Argument Strength Attribution: The LLMs are also used to assign intrinsic strengths to the generated arguments, capturing their relative importance.
Argument Semantics: The argumentation framework is then evaluated using formal argument semantics, such as DF-QuAD or QEM, to determine the final decision.
The authors demonstrate the effectiveness of Argumentative LLMs experimentally in the decision-making task of claim verification, where they obtain results that are competitive with, and in some cases surpass, comparable state-of-the-art techniques. Importantly, the interpretable nature of the argumentation frameworks and formal reasoning means that any decision made by the supplemented LLM may be naturally explained to, and contested by, humans.
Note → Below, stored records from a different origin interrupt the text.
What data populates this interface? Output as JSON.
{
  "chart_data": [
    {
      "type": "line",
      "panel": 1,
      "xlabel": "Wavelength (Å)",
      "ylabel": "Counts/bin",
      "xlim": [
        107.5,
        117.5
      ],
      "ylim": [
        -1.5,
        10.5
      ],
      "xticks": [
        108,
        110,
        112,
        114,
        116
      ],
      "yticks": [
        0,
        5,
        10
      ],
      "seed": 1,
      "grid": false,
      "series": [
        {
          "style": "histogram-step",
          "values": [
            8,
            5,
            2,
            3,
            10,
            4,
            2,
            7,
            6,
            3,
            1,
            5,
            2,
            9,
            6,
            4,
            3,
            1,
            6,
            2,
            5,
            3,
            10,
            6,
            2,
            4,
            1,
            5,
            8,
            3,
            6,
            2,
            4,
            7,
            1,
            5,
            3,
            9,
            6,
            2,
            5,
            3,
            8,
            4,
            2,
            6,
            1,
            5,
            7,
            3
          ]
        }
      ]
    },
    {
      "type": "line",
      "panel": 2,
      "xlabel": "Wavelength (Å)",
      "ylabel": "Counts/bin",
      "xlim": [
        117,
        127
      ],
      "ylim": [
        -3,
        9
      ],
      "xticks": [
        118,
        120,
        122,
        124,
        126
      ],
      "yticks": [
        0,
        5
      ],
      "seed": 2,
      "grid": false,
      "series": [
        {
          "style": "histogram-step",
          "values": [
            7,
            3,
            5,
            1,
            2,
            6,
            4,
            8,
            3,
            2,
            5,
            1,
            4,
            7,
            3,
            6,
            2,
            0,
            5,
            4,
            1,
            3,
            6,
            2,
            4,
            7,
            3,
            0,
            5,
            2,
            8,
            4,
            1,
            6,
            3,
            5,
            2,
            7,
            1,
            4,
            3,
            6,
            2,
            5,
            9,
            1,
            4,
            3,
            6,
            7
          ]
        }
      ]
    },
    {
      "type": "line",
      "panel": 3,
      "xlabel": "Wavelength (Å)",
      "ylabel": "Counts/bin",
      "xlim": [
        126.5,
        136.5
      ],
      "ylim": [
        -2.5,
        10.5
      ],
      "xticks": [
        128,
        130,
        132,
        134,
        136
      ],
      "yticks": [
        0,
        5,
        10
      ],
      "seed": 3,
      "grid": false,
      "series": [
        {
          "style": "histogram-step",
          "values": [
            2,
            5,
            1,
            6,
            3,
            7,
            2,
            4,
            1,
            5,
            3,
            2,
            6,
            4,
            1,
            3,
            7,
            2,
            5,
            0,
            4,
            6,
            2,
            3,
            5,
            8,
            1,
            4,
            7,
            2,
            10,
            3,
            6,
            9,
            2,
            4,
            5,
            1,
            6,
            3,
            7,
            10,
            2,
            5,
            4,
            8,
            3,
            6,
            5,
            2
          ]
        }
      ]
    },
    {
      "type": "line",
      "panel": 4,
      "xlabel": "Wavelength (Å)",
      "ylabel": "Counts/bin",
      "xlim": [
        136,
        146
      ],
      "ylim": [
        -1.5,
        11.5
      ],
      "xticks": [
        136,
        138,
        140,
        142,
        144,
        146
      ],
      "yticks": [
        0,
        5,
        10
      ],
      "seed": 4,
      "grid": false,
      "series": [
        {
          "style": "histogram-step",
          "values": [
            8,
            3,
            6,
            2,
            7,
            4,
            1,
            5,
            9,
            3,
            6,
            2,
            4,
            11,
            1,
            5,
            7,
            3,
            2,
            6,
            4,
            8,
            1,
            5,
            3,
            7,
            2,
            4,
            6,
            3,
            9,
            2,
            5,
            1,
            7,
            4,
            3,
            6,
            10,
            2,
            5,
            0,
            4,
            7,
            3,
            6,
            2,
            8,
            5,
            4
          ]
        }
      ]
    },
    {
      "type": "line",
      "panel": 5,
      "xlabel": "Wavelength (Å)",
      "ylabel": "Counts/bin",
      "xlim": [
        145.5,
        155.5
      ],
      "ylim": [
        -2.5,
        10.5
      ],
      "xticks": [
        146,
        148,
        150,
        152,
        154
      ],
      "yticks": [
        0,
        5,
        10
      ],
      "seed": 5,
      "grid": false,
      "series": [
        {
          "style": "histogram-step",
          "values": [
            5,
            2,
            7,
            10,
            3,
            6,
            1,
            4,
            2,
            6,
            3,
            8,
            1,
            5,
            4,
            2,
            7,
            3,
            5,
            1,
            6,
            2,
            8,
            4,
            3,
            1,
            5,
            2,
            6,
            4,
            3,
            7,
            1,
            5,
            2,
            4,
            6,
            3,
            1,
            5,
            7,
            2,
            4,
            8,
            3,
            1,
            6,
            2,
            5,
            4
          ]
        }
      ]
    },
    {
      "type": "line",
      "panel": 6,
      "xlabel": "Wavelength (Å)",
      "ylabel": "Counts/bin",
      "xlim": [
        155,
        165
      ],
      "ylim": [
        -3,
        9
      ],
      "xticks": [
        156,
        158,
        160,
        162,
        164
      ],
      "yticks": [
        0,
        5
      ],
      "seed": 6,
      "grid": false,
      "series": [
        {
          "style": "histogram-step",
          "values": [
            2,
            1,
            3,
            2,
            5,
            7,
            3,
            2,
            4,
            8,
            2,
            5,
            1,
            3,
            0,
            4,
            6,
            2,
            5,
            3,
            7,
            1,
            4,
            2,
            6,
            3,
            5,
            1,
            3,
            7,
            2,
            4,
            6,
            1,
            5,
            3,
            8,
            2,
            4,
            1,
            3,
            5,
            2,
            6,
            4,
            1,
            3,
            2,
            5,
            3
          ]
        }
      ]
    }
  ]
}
The authors also discuss the broader benefits of their approach, such as the ability to handle highly complex, uncertain, and high-stakes scenarios, the inherent calculation of uncertainty, and the potential for human-computer collaboration.
Stats
"The diversity of knowledge encoded in large language models (LLMs) and their ability to apply this knowledge zero-shot in a range of settings makes them a promising candidate for use in decision-making."
"However, they are currently limited by their inability to reliably provide outputs which are explainable and contestable."
Quotes
"Can the reasoning abilities of LLMs improve if they are made to argue with themselves?"
"Rather than prompting an LLM to produce 'thoughts', as in Wei et al. [2022] or Yao et al. [2023], that either enrich the context of the LLM, or provide disparate reasoning steps to compare, our approach can be seen as providing 'thoughts' for and against particular outputs, in the spirit of Miller [2023]."